Il mondo della comunicazione sta vivendo un’evoluzione molto rapida e per alcuni aspetti rivoluzionaria, tuttavia emerge chiaramente un aspetto dal quale non si può più prescindere e si deve ripartire: è l’attenzione al destinatario, alle sue esigenze di informazione, alle sue modalità di attingere alle notizie, agli strumenti che utilizza. Ciò presuppone che una buona strategia comunicativa parta dall’individuazione del target di riferimento e, sulla base di esso, si sviluppi percorrendo più canali e si declini in modo differente per corrispondere agli interessi del destinatario.


Il 12° Rapporto Censis – Ucsi sulla comunicazione (marzo 2015) evidenzia quali siano le prime cinque fonti di informazione utilizzate dagli italiani: i telegiornali (ai quali ricorre il 76,5% per informarsi), i giornali radio (52%), i motori di ricerca su internet come Google (51,4%), le tv all news (50,9%) e Facebook (43,7%). Si è osservato un aumento record dell’utenza delle tv all news, in crescita del 34,6% rispetto al 2011, di Facebook +16,9%, delle app per smartphone +16,7%, di YouTube +10,9% e i motori di ricerca guadagnano il 10% dell’utenza di informazione. Ma tra i più giovani la gerarchia delle fonti cambia: al primo posto si colloca Facebook come strumento per informarsi (71,1%), al secondo Google (68,7%) e solo in terza postazione compaiono i telegiornali (68,5%), con YouTube che non si posiziona a una grande distanza (53,6%) e comunque viene prima dei giornali radio (48,8%), tallonati a loro volta dalle app per smartphone (46,8%).

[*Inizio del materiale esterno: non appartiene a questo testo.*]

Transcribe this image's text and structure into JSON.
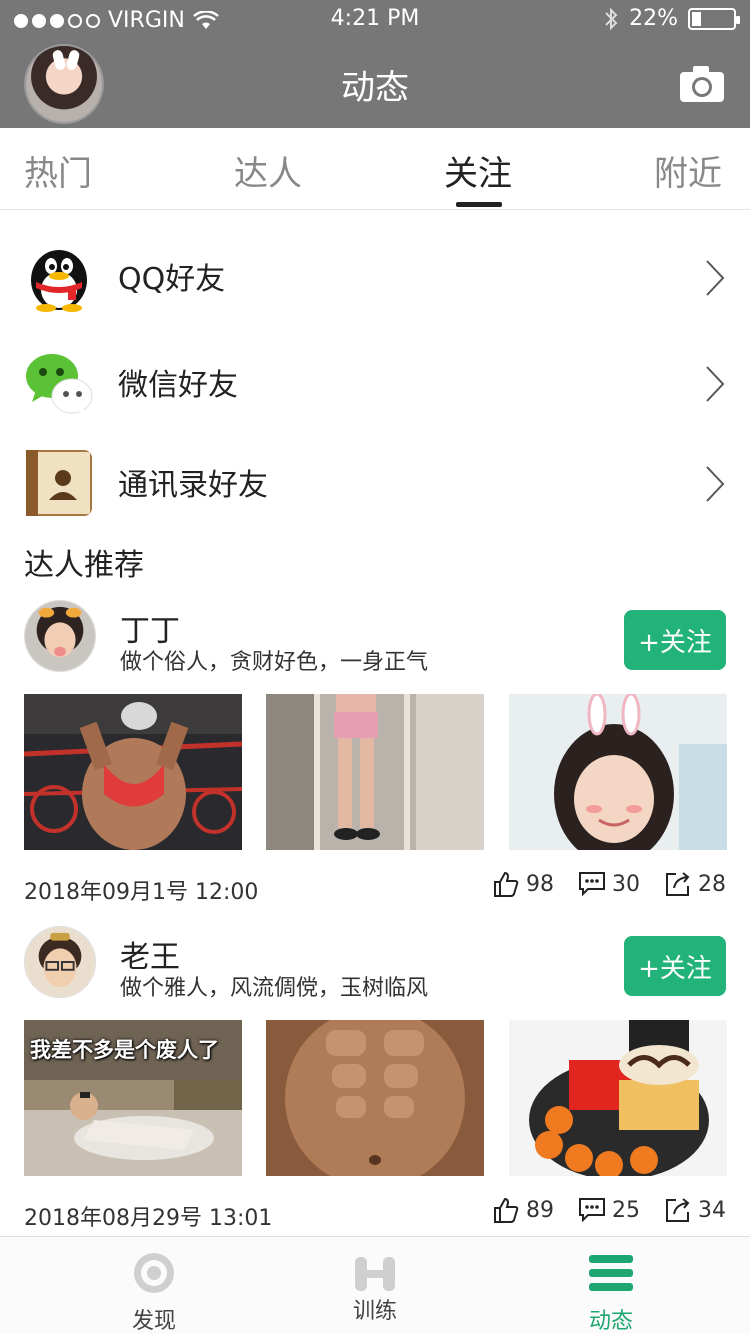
{
  "status_bar": {
    "carrier": "VIRGIN",
    "time": "4:21 PM",
    "battery": "22%",
    "battery_level": 0.22
  },
  "header": {
    "title": "动态"
  },
  "tabs": [
    {
      "label": "热门"
    },
    {
      "label": "达人"
    },
    {
      "label": "关注",
      "active": true
    },
    {
      "label": "附近"
    }
  ],
  "friends": [
    {
      "label": "QQ好友",
      "icon": "qq-icon"
    },
    {
      "label": "微信好友",
      "icon": "wechat-icon"
    },
    {
      "label": "通讯录好友",
      "icon": "contacts-icon"
    }
  ],
  "section_title": "达人推荐",
  "posts": [
    {
      "name": "丁丁",
      "motto": "做个俗人，贪财好色，一身正气",
      "follow_label": "+关注",
      "date": "2018年09月1号  12:00",
      "likes": "98",
      "comments": "30",
      "shares": "28",
      "photo_caption": ""
    },
    {
      "name": "老王",
      "motto": "做个雅人，风流倜傥，玉树临风",
      "follow_label": "+关注",
      "date": "2018年08月29号  13:01",
      "likes": "89",
      "comments": "25",
      "shares": "34",
      "photo_caption": "我差不多是个废人了"
    }
  ],
  "bottom_nav": [
    {
      "label": "发现",
      "icon": "target-icon"
    },
    {
      "label": "训练",
      "icon": "dumbbell-icon"
    },
    {
      "label": "动态",
      "icon": "menu-icon",
      "active": true
    }
  ],
  "colors": {
    "header_bg": "#777777",
    "accent": "#22b37a",
    "active_nav": "#1ea672"
  }
}
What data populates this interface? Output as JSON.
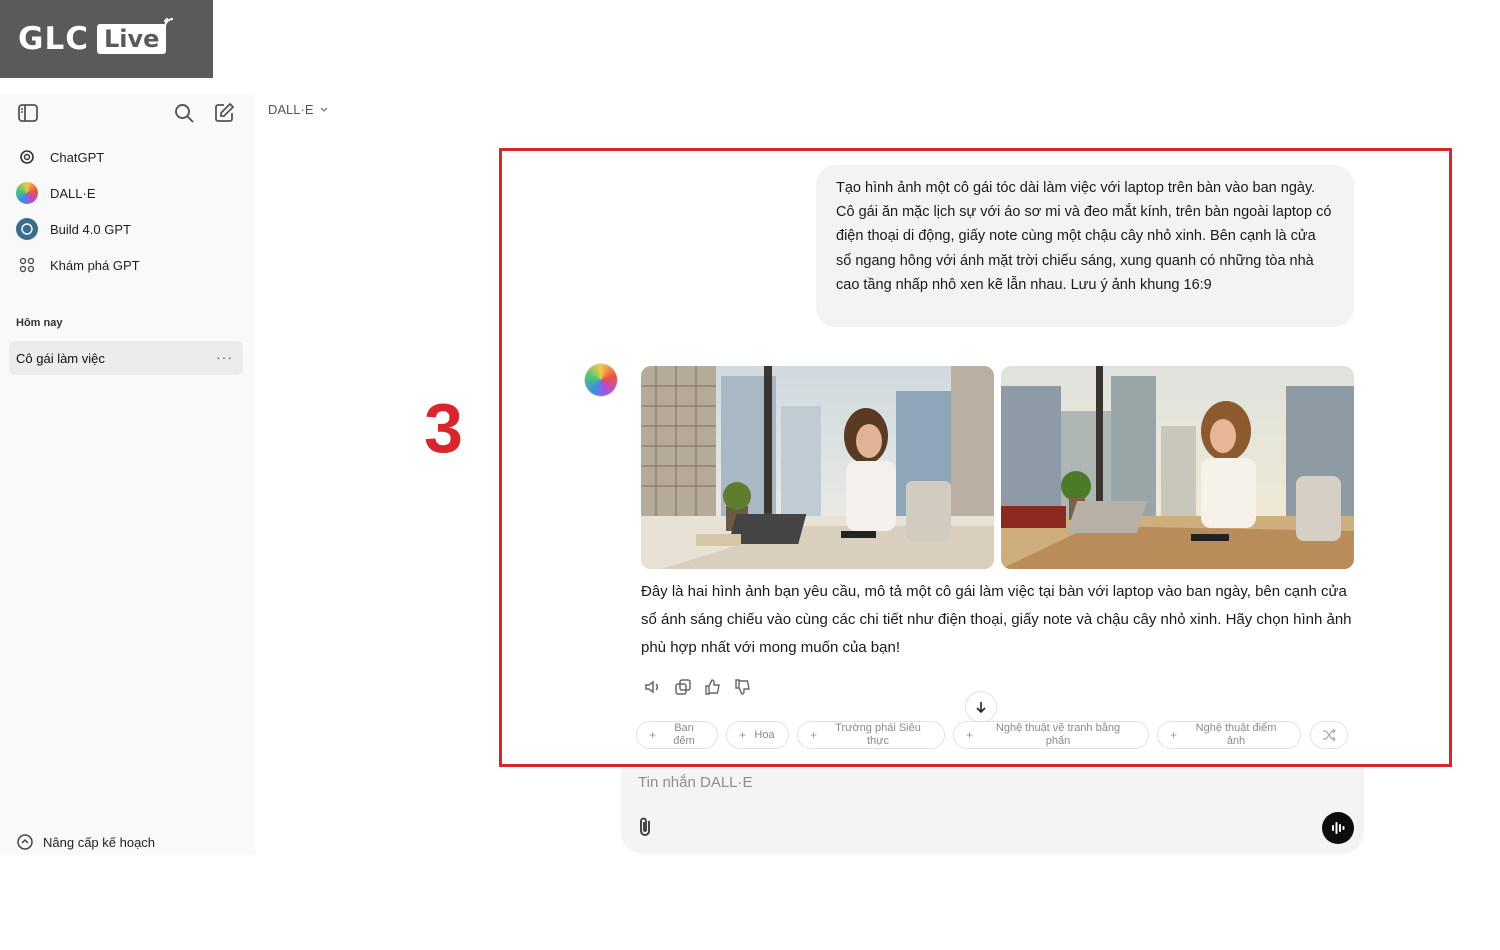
{
  "logo": {
    "brand": "GLC",
    "badge": "Live"
  },
  "sidebar": {
    "items": [
      {
        "label": "ChatGPT",
        "icon": "openai-icon"
      },
      {
        "label": "DALL·E",
        "icon": "dalle-avatar-icon"
      },
      {
        "label": "Build 4.0 GPT",
        "icon": "gpt-avatar-icon"
      },
      {
        "label": "Khám phá GPT",
        "icon": "grid-icon"
      }
    ],
    "section_title": "Hôm nay",
    "conversation": "Cô gái làm việc",
    "conversation_menu": "···",
    "upgrade": "Nâng cấp kế hoạch"
  },
  "header": {
    "model": "DALL·E"
  },
  "step_number": "3",
  "user_message": "Tạo hình ảnh một cô gái tóc dài làm việc với laptop trên bàn vào ban ngày. Cô gái ăn mặc lịch sự với áo sơ mi và đeo mắt kính, trên bàn ngoài laptop có điện thoại di động, giấy note cùng một chậu cây nhỏ xinh. Bên cạnh là cửa sổ ngang hông với ánh mặt trời chiếu sáng, xung quanh có những tòa nhà cao tầng nhấp nhô xen kẽ lẫn nhau. Lưu ý ảnh khung 16:9",
  "assistant_reply": "Đây là hai hình ảnh bạn yêu cầu, mô tả một cô gái làm việc tại bàn với laptop vào ban ngày, bên cạnh cửa sổ ánh sáng chiếu vào cùng các chi tiết như điện thoại, giấy note và chậu cây nhỏ xinh. Hãy chọn hình ảnh phù hợp nhất với mong muốn của bạn!",
  "suggestions": [
    "Ban đêm",
    "Hoa",
    "Trường phái Siêu thực",
    "Nghệ thuật vẽ tranh bằng phấn",
    "Nghệ thuật điểm ảnh"
  ],
  "composer": {
    "placeholder": "Tin nhắn DALL·E"
  },
  "colors": {
    "accent_red": "#d8262e",
    "sidebar_bg": "#f9f9f9",
    "bubble_bg": "#f3f3f3"
  }
}
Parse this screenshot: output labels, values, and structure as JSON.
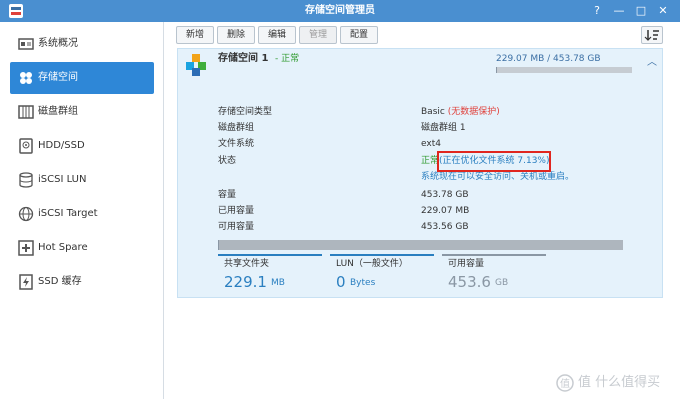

Percentuali, queste, spiegate dal fatto che i lettori vogliono inchieste, retroscena, articoli lunghi; sono disposti a pagare per leggere approfondimenti e interpretano un ruolo attivo prezioso nella scelta dei topic. Per questo motivo la strada dei contenuti di qualità è quella giusta, come emerge in questi giorni dall’International Journalism Festival di Perugia.

Questo scenario determina necessariamente una revisione della strategia comunicativa, nella quale non si può più prescindere dal mettere in atto anche una campagna social. Ma di questo vi parleremo in seguito.